Los protagonistas del encierro
En esta ocasión, los toros liberados en las calles de Ciudad Rodrigo fueron apodados Motorista y Picapleitos, pertenecientes a la ganadería vallisoletana de Brazuelos. El recorrido del encierro siguió la misma senda que los encierros del Carnaval, comenzando desde el solar situado entre las calles Duero y Miño hasta la avenida Conde de Foxá con la calle Escuelas.

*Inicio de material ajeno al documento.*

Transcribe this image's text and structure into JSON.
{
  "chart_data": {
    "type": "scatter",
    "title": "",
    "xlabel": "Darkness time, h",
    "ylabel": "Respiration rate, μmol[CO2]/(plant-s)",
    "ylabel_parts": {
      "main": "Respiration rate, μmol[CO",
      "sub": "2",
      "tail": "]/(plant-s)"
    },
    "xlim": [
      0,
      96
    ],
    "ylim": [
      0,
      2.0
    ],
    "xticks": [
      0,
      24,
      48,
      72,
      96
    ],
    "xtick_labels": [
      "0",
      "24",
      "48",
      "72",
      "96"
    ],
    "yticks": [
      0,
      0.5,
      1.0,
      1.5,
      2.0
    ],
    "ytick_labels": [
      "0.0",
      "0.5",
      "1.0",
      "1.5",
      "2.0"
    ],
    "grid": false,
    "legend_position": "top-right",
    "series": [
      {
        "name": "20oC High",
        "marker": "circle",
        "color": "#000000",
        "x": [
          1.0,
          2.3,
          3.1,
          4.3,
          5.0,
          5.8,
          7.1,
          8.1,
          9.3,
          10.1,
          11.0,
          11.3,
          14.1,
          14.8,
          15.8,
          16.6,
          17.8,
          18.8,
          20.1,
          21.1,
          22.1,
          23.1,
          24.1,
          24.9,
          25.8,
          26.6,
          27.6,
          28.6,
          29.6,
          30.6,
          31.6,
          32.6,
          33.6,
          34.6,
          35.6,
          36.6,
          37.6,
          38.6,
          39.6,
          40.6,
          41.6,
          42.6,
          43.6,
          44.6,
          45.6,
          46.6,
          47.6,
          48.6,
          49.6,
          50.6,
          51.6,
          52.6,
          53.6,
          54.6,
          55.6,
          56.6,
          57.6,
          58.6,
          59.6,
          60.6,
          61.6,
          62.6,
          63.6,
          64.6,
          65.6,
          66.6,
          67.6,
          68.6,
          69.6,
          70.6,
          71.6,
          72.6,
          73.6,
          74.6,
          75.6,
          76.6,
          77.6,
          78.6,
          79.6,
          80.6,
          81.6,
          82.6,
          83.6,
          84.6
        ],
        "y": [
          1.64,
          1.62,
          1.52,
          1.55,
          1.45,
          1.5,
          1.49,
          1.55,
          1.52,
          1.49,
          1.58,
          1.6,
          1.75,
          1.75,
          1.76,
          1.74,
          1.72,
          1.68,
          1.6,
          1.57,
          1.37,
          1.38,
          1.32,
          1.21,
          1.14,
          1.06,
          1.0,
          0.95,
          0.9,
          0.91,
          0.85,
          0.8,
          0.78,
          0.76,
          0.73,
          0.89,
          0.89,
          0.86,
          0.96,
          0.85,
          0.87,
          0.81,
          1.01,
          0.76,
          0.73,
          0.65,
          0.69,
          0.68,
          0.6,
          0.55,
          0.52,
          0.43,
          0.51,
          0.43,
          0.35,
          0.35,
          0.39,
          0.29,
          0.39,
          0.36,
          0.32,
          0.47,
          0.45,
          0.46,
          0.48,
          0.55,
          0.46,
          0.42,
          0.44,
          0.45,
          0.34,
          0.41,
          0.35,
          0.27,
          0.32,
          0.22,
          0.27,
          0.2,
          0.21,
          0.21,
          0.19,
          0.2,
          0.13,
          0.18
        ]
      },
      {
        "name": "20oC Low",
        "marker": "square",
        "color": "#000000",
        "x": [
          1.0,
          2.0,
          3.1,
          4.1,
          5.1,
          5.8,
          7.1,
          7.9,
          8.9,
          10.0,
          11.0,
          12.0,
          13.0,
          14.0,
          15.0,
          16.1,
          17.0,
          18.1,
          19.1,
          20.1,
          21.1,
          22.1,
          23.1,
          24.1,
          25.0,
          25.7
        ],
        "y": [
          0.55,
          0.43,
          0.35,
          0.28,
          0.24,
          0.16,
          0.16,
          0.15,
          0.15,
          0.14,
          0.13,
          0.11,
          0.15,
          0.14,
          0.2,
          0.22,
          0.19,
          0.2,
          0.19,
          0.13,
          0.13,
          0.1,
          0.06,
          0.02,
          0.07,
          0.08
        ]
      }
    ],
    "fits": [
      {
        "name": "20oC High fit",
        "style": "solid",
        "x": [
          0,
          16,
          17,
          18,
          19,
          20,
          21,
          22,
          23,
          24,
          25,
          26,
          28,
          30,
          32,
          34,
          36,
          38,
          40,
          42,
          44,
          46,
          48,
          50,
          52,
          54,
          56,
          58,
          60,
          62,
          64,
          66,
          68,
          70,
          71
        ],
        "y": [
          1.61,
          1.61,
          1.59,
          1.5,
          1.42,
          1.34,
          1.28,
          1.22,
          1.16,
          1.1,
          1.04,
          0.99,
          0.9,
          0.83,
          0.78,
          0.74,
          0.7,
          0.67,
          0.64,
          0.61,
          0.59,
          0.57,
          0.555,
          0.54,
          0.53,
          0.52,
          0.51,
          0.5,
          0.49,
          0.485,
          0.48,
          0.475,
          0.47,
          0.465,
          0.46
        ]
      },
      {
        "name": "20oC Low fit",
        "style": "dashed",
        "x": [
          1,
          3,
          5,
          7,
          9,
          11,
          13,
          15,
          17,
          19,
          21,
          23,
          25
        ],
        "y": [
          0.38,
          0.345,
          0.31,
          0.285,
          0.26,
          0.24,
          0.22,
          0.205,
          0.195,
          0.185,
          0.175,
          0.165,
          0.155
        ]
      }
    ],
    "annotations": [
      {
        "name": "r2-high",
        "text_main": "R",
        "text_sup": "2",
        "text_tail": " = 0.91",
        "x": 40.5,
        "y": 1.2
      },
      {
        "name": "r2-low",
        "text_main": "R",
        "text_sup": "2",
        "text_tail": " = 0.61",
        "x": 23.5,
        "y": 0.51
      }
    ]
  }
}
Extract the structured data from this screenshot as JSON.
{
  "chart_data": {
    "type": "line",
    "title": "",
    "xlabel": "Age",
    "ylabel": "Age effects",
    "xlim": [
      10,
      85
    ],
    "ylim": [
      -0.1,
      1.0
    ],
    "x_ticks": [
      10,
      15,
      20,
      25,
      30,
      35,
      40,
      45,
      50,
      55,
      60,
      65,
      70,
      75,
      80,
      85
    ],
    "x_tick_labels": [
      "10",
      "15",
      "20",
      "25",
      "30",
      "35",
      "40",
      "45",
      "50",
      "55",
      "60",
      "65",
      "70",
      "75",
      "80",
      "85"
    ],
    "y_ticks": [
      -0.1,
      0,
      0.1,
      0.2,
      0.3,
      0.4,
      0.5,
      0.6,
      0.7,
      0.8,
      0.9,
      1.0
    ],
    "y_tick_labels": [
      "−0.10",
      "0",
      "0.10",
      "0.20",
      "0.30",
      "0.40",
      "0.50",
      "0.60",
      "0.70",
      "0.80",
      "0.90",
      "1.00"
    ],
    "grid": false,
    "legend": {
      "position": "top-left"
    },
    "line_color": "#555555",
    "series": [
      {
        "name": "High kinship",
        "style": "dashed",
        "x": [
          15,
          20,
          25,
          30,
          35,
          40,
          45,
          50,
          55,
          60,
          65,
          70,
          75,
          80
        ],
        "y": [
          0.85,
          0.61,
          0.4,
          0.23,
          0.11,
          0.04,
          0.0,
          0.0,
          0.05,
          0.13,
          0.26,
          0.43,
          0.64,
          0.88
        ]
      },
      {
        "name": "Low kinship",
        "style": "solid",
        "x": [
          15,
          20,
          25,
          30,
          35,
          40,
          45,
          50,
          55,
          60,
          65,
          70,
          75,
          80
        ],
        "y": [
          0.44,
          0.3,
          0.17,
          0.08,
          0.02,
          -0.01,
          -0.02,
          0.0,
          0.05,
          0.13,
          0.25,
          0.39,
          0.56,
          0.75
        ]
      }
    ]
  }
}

La atmósfera festiva se respiraba en cada rincón, con miles de asistentes disfrutando de la tradición y de la camaradería que caracteriza a este evento. La celebración no solo es un momento de diversión, sino también un reflejo de la rica cultura y las tradiciones que se mantienen vivas en esta parte de España.
Un evento con historia
El Toro de San Sebastián es una manifestación más de la fuerte conexión que los habitantes de Ciudad Rodrigo tienen con sus tradiciones. Esta fiesta, que se celebra en el corazón de invierno, es el preludio de otro de los eventos más esperados del año: el Carnaval del Toro, donde la ciudad se llena de alegría y colorido por las calles.
Este tipo de celebraciones son fundamentales para el tejido social y económico de la localidad, ya que atraen a turistas y promueven la hostelería y la cultura local. Así, el Toro de San Sebastián no solo es un espectáculo taurino, sino también una ocasión para el reencuentro y la celebración de la identidad mirobrigense.